Mécontent mais docile, le jeune homme souffrant se mit à picorer la tranche de brioche. Il sentait qu'il avait l'estomac dans les talons mais se força.
— J'espère que la personne avec qui tu feras ta vie aura de la patience, plaisanta le professeur.
Pour toute réponse, il reçu une œillade dubitative.
— Quoi ?
— Pourquoi tu veux que je fasse ma vie avec quelqu'un d'autre ?
Étonné, Bokuto ne sembla pas trouver de réponse adéquate.
— Tu ne veux pas rencontrer quelqu'un ?
— Je crois pas non. Enfin pas pour l'instant. Et avant non plus.

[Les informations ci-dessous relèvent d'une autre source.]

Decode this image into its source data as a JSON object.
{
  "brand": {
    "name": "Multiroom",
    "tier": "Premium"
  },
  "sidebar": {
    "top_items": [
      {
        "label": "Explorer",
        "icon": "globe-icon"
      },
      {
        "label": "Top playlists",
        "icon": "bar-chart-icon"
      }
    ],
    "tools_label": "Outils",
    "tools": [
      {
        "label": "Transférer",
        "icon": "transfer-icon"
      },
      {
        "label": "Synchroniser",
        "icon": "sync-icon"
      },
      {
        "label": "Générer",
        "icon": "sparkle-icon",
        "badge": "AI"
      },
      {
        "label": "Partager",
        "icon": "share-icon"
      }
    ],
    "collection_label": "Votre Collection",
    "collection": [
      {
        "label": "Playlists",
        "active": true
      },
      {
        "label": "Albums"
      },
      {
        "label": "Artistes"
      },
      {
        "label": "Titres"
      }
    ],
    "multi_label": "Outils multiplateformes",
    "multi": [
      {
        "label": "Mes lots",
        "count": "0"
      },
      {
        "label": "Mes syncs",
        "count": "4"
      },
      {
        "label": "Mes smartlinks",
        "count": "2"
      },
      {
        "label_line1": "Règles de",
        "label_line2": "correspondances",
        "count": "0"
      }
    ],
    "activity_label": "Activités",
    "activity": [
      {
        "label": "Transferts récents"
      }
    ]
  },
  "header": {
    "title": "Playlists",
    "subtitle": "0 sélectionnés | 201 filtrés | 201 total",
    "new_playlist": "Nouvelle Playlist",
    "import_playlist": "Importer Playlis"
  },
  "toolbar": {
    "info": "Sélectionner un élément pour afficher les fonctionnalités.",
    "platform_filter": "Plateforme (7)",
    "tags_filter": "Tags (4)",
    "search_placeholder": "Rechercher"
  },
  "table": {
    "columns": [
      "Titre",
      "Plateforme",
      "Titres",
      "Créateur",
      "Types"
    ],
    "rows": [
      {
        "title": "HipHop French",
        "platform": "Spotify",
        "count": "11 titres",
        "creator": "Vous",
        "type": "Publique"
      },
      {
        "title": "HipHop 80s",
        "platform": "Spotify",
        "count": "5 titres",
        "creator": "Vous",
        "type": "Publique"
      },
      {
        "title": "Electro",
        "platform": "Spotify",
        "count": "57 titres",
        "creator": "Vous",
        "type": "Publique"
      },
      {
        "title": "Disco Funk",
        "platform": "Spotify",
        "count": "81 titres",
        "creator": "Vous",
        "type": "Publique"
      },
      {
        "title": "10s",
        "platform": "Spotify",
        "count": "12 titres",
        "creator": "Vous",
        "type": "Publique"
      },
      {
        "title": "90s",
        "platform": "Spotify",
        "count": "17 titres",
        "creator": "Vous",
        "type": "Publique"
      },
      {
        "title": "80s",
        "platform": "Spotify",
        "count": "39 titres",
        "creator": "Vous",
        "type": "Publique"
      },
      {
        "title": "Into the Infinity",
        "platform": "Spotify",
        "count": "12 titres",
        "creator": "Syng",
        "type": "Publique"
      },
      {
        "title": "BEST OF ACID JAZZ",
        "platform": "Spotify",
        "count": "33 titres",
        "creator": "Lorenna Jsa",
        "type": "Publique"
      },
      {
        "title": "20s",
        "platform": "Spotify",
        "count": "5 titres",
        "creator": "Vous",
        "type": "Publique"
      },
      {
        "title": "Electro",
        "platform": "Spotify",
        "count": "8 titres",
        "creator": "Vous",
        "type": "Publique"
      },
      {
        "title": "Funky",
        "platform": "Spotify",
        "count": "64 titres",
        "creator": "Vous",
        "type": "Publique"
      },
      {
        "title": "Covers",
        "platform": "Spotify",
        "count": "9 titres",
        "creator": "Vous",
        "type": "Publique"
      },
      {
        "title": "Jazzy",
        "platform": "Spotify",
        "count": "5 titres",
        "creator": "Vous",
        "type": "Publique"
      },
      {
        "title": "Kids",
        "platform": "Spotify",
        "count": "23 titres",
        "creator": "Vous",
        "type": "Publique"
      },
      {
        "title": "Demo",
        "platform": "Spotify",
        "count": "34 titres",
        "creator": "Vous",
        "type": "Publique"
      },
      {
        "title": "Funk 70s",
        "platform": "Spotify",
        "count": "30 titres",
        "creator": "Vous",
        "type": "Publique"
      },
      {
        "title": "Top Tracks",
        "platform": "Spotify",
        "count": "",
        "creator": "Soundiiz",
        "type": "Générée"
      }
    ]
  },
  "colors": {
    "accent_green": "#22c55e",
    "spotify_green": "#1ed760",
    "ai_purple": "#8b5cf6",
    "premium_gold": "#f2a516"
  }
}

Du coup jamais peut-être.
Après plusieurs secondes à s'observer dans le blanc des yeux en silence, Tendou retourna à sa brioche pendant que Bokuto prenait Kyanma dans ses bras, le temps d'un bref câlin.
*****
— Quand je pense que tu montrais un désintérêt pour les fêtes de fin d'année alors qu'en réalité tu en as profité pour te mettre en couple...
— Mais, je t'ai déjà dit que ce n'était absolument pas prévu...!
— Quand bien même ! Ça devait déjà couver pour tomber à ce moment ! Tu es un vrai cachottier Akaashi.
Ledit Akaashi poussa un long soupir avant de se détourner de Yaku, sur son dos depuis l'instant où il avait intercepté un message de Bokuto. Leur collègue arriva au même moment.
— Quand je pense que vous en êtes déjà à l'étape de dire "je t'aime"... Ohlala je peux pas y penser ! s'écria-t-il en cachant ses mains derrière son visage.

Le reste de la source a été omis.